We've all had that moment when we're booking a flight and come across the most dreaded word in air-travel, outside of "hijacking," possible: Layover. Now, thanks to COVID-19 (For us?! Oh, you shouldn't have!), that nightmare is about to increase tenfold.
Between retiring jumbo jets ahead of schedule and a lack of traffic leaving room for tiny prop planes to land at big airports for fun, it's clear that airlines are getting clobbered. They're eligible for grant money from the government, but only if they meet certain conditions. One of those is not cutting cities off from air service just because they aren't profitable. To accommodate this, they've had to get a little creative with route planning, and start adding more "tag flights."
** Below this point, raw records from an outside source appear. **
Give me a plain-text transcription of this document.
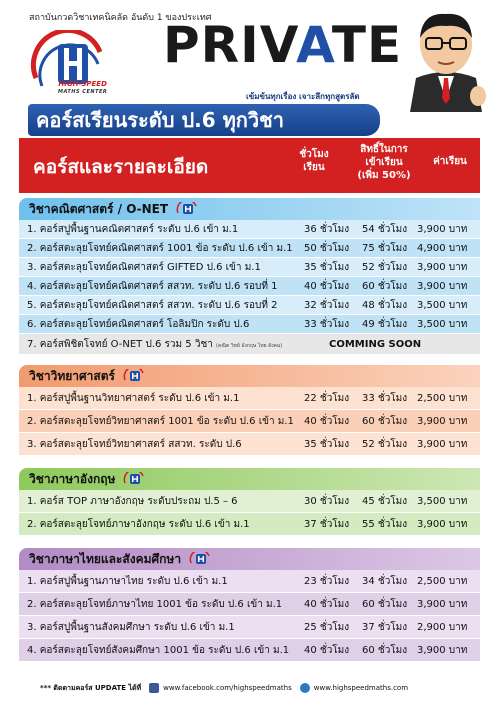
สถาบันกวดวิชาเทคนิคลัด อันดับ 1 ของประเทศ
HIGH-SPEED
MATHS CENTER
PRIVATE
เข้มข้นทุกเรื่อง เจาะลึกทุกสูตรลัด
คอร์สเรียนระดับ ป.6 ทุกวิชา
คอร์สและรายละเอียด
ชั่วโมง
เรียน
สิทธิ์ในการ
เข้าเรียน
(เพิ่ม 50%)
ค่าเรียน
วิชาคณิตศาสตร์ / O-NET
1. คอร์สปูพื้นฐานคณิตศาสตร์ ระดับ ป.6 เข้า ม.1	36 ชั่วโมง 54 ชั่วโมง 3,900 บาท
2. คอร์สตะลุยโจทย์คณิตศาสตร์ 1001 ข้อ ระดับ ป.6 เข้า ม.1 50 ชั่วโมง 75 ชั่วโมง 4,900 บาท
3. คอร์สตะลุยโจทย์คณิตศาสตร์ GIFTED ป.6 เข้า ม.1	35 ชั่วโมง 52 ชั่วโมง 3,900 บาท
4. คอร์สตะลุยโจทย์คณิตศาสตร์ สสวท. ระดับ ป.6 รอบที่ 1	40 ชั่วโมง 60 ชั่วโมง 3,900 บาท
5. คอร์สตะลุยโจทย์คณิตศาสตร์ สสวท. ระดับ ป.6 รอบที่ 2	32 ชั่วโมง 48 ชั่วโมง 3,500 บาท
6. คอร์สตะลุยโจทย์คณิตศาสตร์ โอลิมปิก ระดับ ป.6	33 ชั่วโมง 49 ชั่วโมง 3,500 บาท
7. คอร์สพิชิตโจทย์ O-NET ป.6 รวม 5 วิชา (คณิต วิทย์ อังกฤษ ไทย สังคม)	COMMING SOON
วิชาวิทยาศาสตร์
1. คอร์สปูพื้นฐานวิทยาศาสตร์ ระดับ ป.6 เข้า ม.1	22 ชั่วโมง 33 ชั่วโมง 2,500 บาท
2. คอร์สตะลุยโจทย์วิทยาศาสตร์ 1001 ข้อ ระดับ ป.6 เข้า ม.1 40 ชั่วโมง 60 ชั่วโมง 3,900 บาท
3. คอร์สตะลุยโจทย์วิทยาศาสตร์ สสวท. ระดับ ป.6	35 ชั่วโมง 52 ชั่วโมง 3,900 บาท
วิชาภาษาอังกฤษ
1. คอร์ส TOP ภาษาอังกฤษ ระดับประถม ป.5 – 6	30 ชั่วโมง 45 ชั่วโมง 3,500 บาท
2. คอร์สตะลุยโจทย์ภาษาอังกฤษ ระดับ ป.6 เข้า ม.1	37 ชั่วโมง 55 ชั่วโมง 3,900 บาท
วิชาภาษาไทยและสังคมศึกษา
1. คอร์สปูพื้นฐานภาษาไทย ระดับ ป.6 เข้า ม.1	23 ชั่วโมง 34 ชั่วโมง 2,500 บาท
2. คอร์สตะลุยโจทย์ภาษาไทย 1001 ข้อ ระดับ ป.6 เข้า ม.1 40 ชั่วโมง 60 ชั่วโมง 3,900 บาท
3. คอร์สปูพื้นฐานสังคมศึกษา ระดับ ป.6 เข้า ม.1	25 ชั่วโมง 37 ชั่วโมง 2,900 บาท
4. คอร์สตะลุยโจทย์สังคมศึกษา 1001 ข้อ ระดับ ป.6 เข้า ม.1 40 ชั่วโมง 60 ชั่วโมง 3,900 บาท
*** ติดตามคอร์ส UPDATE ได้ที่	www.facebook.com/highspeedmaths	www.highspeedmaths.com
In the simplest of terms, it means that there are going to be fewer direct flights -- even between bigger cities and hubs -- and more legs added to each trip. Effectively, all passengers' lives are about to turn into this ...
... but on one trip.
Minor versions of this already existed on some levels -- not every airline flies to every city, even biggish ones. For example, JetBlue previously only offered flights into Cleveland from Boston and Fort Lauderdale. So if you wanted to go from LA to Cleveland on JetBlue, you'd have to make a tag route by first stopping in either the place where Spring Break mistakes happen year-round or "Chicago, but more racist." But what we're getting now is real weird.
Your ticket will say "plane change," and you may have to get on, get off, get on, get off, get on, before finally getting off the plane. What might have been a two-and-a-half-hour flight before has become a seven-hour one. Before you know it, flying with Harrison Ford will begin to look like the better option.